NEW YORK (Reuters Health) – In adults with eosinophilic esophagitis (EoE), endoscopic treatment of esophageal strictures using a novel attachment cap is technically feasible, safe and offers significant short-term improvement in symptoms, researchers report.

BougieCap from Ovesco Endoscopy AG is a new device recently marketed in Europe for esophageal bougienage of strictures of the upper GI tract that allows optical and tactile feedback during stricture dilation.

In a paper in Gastrointestinal Endoscopy, Dr. Alain Schoepfer of the University of Lausanne, Switzerland, and colleagues report their experience with a one-time esophageal-stricture dilation using BougieCap in 50 adults with EoE.

The cohort was 70% male, with a median age of 41 years and a median disease duration of four years; 50% were treated with swallowed topical corticosteroids, 10% with proton-pump inhibitors, 14% with combined swallowed topical corticosteroids plus proton-pump inhibitors, 14% with elimination diet, 12% without anti-eosinophil therapy.

Endoscopic bougienage was technically successful in all patients. The median esophageal diameter increased from 12 mm to 16 mm, and median symptom severity on a validated index dropped from 32 points to zero points two weeks after the procedure on a a scale ranging from zero to 100.

In one patient (the sixth out of 50), the BougieCap was temporarily lost after stricture dilation but could be retrieved.

In this patient, a BougieCap of 16 mm diameter got detached from the tip of the endoscope and was found subsequently in the hypopharynx in the proximity of the vocal cords, they explain.
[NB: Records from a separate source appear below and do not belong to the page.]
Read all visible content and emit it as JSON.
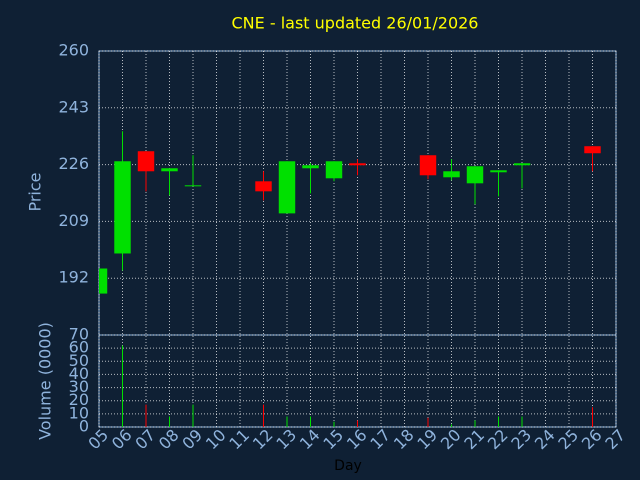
{
  "chart_data": {
    "type": "candlestick",
    "title": "CNE - last updated 26/01/2026",
    "xlabel": "Day",
    "ylabel": "Price",
    "volume_label": "Volume (0000)",
    "x": [
      5,
      6,
      7,
      8,
      9,
      12,
      13,
      14,
      15,
      16,
      19,
      20,
      21,
      22,
      23,
      26
    ],
    "open": [
      187.4,
      199.4,
      230.0,
      224.0,
      219.5,
      221.0,
      211.4,
      224.9,
      221.9,
      226.4,
      228.8,
      222.2,
      220.4,
      223.7,
      225.8,
      231.5
    ],
    "high": [
      194.9,
      236.0,
      230.0,
      224.9,
      228.8,
      224.0,
      227.0,
      226.4,
      227.0,
      227.6,
      228.8,
      227.6,
      225.5,
      224.3,
      226.4,
      231.5
    ],
    "low": [
      187.4,
      194.3,
      218.0,
      216.8,
      219.5,
      215.3,
      211.4,
      217.4,
      221.0,
      222.8,
      221.6,
      221.3,
      214.1,
      216.5,
      218.9,
      224.0
    ],
    "close": [
      194.9,
      227.0,
      224.0,
      224.9,
      219.8,
      218.0,
      227.0,
      225.8,
      227.0,
      225.8,
      222.8,
      224.0,
      225.5,
      224.3,
      226.4,
      229.4
    ],
    "volume": [
      0,
      62,
      17,
      8,
      17,
      17,
      8,
      8,
      4,
      5,
      7,
      2,
      5,
      8,
      8,
      15
    ],
    "up_color": "#00e000",
    "down_color": "#ff0000",
    "title_color": "#ffff00",
    "xlim": [
      5,
      27
    ],
    "xticks": [
      {
        "value": 5,
        "label": "05"
      },
      {
        "value": 6,
        "label": "06"
      },
      {
        "value": 7,
        "label": "07"
      },
      {
        "value": 8,
        "label": "08"
      },
      {
        "value": 9,
        "label": "09"
      },
      10,
      11,
      12,
      13,
      14,
      15,
      16,
      17,
      18,
      19,
      20,
      21,
      22,
      23,
      24,
      25,
      26,
      27
    ],
    "ylim": [
      175,
      260
    ],
    "yticks": [
      192,
      209,
      226,
      243,
      260
    ],
    "vlim": [
      0,
      70
    ],
    "vticks": [
      0,
      10,
      20,
      30,
      40,
      50,
      60,
      70
    ],
    "grid": true
  }
}
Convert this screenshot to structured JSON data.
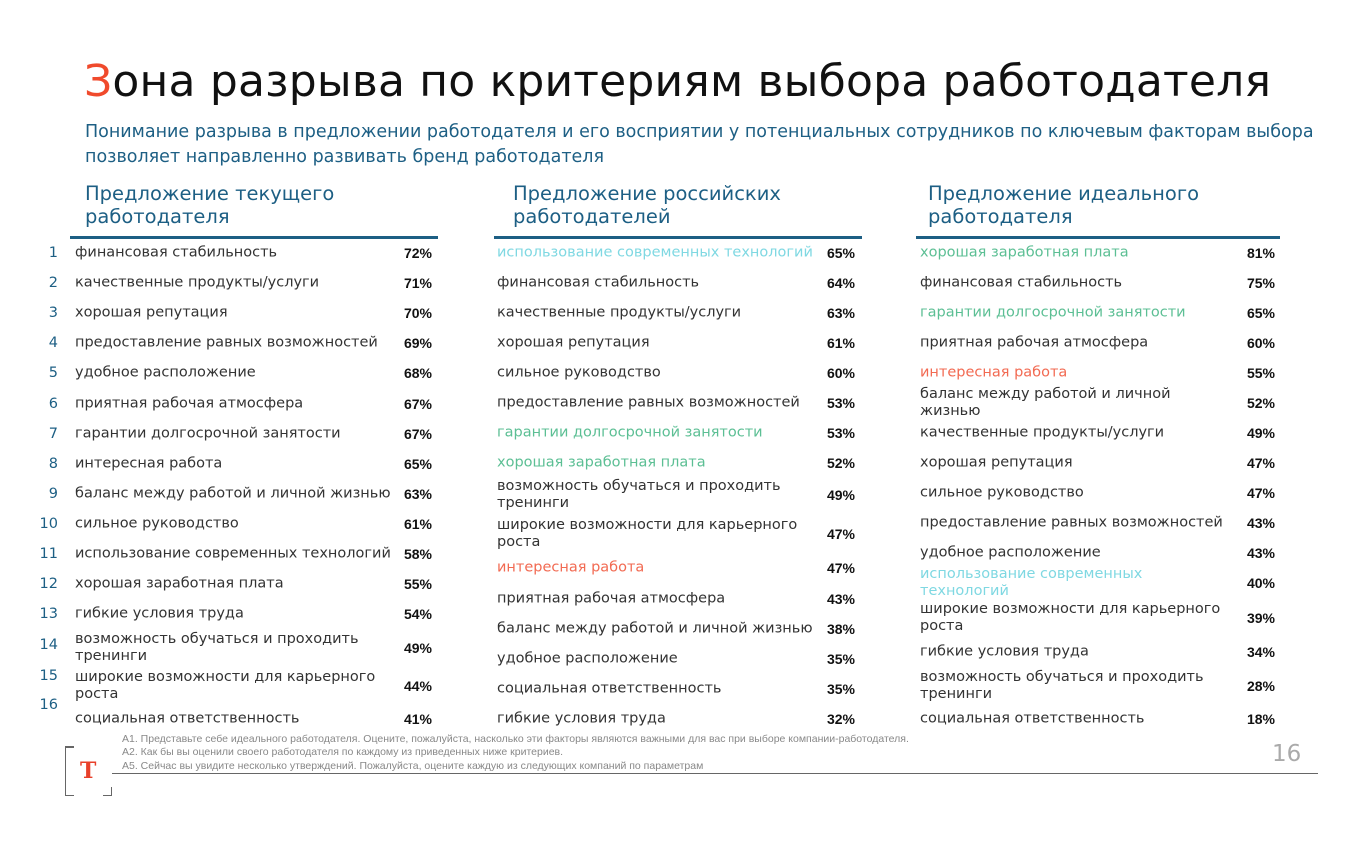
{
  "title": {
    "first_letter": "З",
    "rest": "она разрыва по критериям выбора работодателя"
  },
  "subtitle": "Понимание разрыва в предложении работодателя и его восприятии у потенциальных сотрудников по ключевым факторам выбора позволяет направленно развивать бренд работодателя",
  "colors": {
    "accent": "#f04a2c",
    "heading": "#1d5f84",
    "tech": "#7fd8e2",
    "green": "#5cbf94",
    "orange": "#f26a52"
  },
  "row_numbers": [
    "1",
    "2",
    "3",
    "4",
    "5",
    "6",
    "7",
    "8",
    "9",
    "10",
    "11",
    "12",
    "13",
    "14",
    "15",
    "16"
  ],
  "columns": [
    {
      "header": "Предложение текущего работодателя",
      "rows": [
        {
          "label": "финансовая стабильность",
          "value": "72%"
        },
        {
          "label": "качественные продукты/услуги",
          "value": "71%"
        },
        {
          "label": "хорошая репутация",
          "value": "70%"
        },
        {
          "label": "предоставление равных возможностей",
          "value": "69%"
        },
        {
          "label": "удобное расположение",
          "value": "68%"
        },
        {
          "label": "приятная рабочая атмосфера",
          "value": "67%"
        },
        {
          "label": "гарантии долгосрочной занятости",
          "value": "67%"
        },
        {
          "label": "интересная работа",
          "value": "65%"
        },
        {
          "label": "баланс между работой и личной жизнью",
          "value": "63%"
        },
        {
          "label": "сильное руководство",
          "value": "61%"
        },
        {
          "label": "использование современных технологий",
          "value": "58%"
        },
        {
          "label": "хорошая заработная плата",
          "value": "55%"
        },
        {
          "label": "гибкие условия труда",
          "value": "54%"
        },
        {
          "label": "возможность обучаться и проходить тренинги",
          "value": "49%"
        },
        {
          "label": "широкие возможности для карьерного роста",
          "value": "44%"
        },
        {
          "label": "социальная ответственность",
          "value": "41%"
        }
      ]
    },
    {
      "header": "Предложение российских работодателей",
      "rows": [
        {
          "label": "использование современных технологий",
          "value": "65%",
          "highlight": "tech"
        },
        {
          "label": "финансовая стабильность",
          "value": "64%"
        },
        {
          "label": "качественные продукты/услуги",
          "value": "63%"
        },
        {
          "label": "хорошая репутация",
          "value": "61%"
        },
        {
          "label": "сильное руководство",
          "value": "60%"
        },
        {
          "label": "предоставление равных возможностей",
          "value": "53%"
        },
        {
          "label": "гарантии долгосрочной занятости",
          "value": "53%",
          "highlight": "green"
        },
        {
          "label": "хорошая заработная плата",
          "value": "52%",
          "highlight": "green"
        },
        {
          "label": "возможность обучаться и проходить тренинги",
          "value": "49%"
        },
        {
          "label": "широкие возможности для карьерного роста",
          "value": "47%"
        },
        {
          "label": "интересная работа",
          "value": "47%",
          "highlight": "orange"
        },
        {
          "label": "приятная рабочая атмосфера",
          "value": "43%"
        },
        {
          "label": "баланс между работой и личной жизнью",
          "value": "38%"
        },
        {
          "label": "удобное расположение",
          "value": "35%"
        },
        {
          "label": "социальная ответственность",
          "value": "35%"
        },
        {
          "label": "гибкие условия труда",
          "value": "32%"
        }
      ]
    },
    {
      "header": "Предложение идеального работодателя",
      "rows": [
        {
          "label": "хорошая заработная плата",
          "value": "81%",
          "highlight": "green"
        },
        {
          "label": "финансовая стабильность",
          "value": "75%"
        },
        {
          "label": "гарантии долгосрочной занятости",
          "value": "65%",
          "highlight": "green"
        },
        {
          "label": "приятная рабочая атмосфера",
          "value": "60%"
        },
        {
          "label": "интересная работа",
          "value": "55%",
          "highlight": "orange"
        },
        {
          "label": "баланс между работой и личной жизнью",
          "value": "52%"
        },
        {
          "label": "качественные продукты/услуги",
          "value": "49%"
        },
        {
          "label": "хорошая репутация",
          "value": "47%"
        },
        {
          "label": "сильное руководство",
          "value": "47%"
        },
        {
          "label": "предоставление равных возможностей",
          "value": "43%"
        },
        {
          "label": "удобное расположение",
          "value": "43%"
        },
        {
          "label": "использование современных технологий",
          "value": "40%",
          "highlight": "tech"
        },
        {
          "label": "широкие возможности для карьерного роста",
          "value": "39%"
        },
        {
          "label": "гибкие условия труда",
          "value": "34%"
        },
        {
          "label": "возможность обучаться и проходить тренинги",
          "value": "28%"
        },
        {
          "label": "социальная ответственность",
          "value": "18%"
        }
      ]
    }
  ],
  "footnotes": [
    "А1. Представьте себе идеального работодателя. Оцените, пожалуйста, насколько эти факторы являются важными для вас при выборе компании-работодателя.",
    "А2. Как бы вы оценили своего работодателя по каждому из приведенных ниже критериев.",
    "А5. Сейчас вы увидите несколько утверждений. Пожалуйста, оцените каждую из следующих компаний по параметрам"
  ],
  "page_number": "16",
  "logo": {
    "letter": "Т"
  }
}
The patient did not suffer any complications, but this event could have led to “potentially worrisome” outcomes such as desaturation or laryngospasm, they note.

In subsequent patients, the team found that an effective solution for the problem of the “slipped BougieCap” is replacing the circular tape provided in the BougieCap kit by the highly adhesive Strappal tape.

“While using the Strappal tape for the fixations of the BougieCap, we no longer encountered any BougieCap slipping,” they report.

They note that their experience mirrors that of clinicians from Germany described recently in the journal Endoscopy (https://bit.ly/3hTT5be).

The German group were also the first to describe the problem of losing the BougieCap in two patients during the intervention. In these two patients, the BougieCap was lost in the stomach and passed spontaneously with a bowel movement.

This research was supported by grants from the Swiss National Science Foundation, the Swiss EoE Foundation, Sanofi-Genzyme, Astra-Zeneca and Dr Falk Pharma. None of the authors have any financial relationship with Ovesco Endoscopy AG, the company that makes the BougieCap, or BSN medical which produces Strappal tape.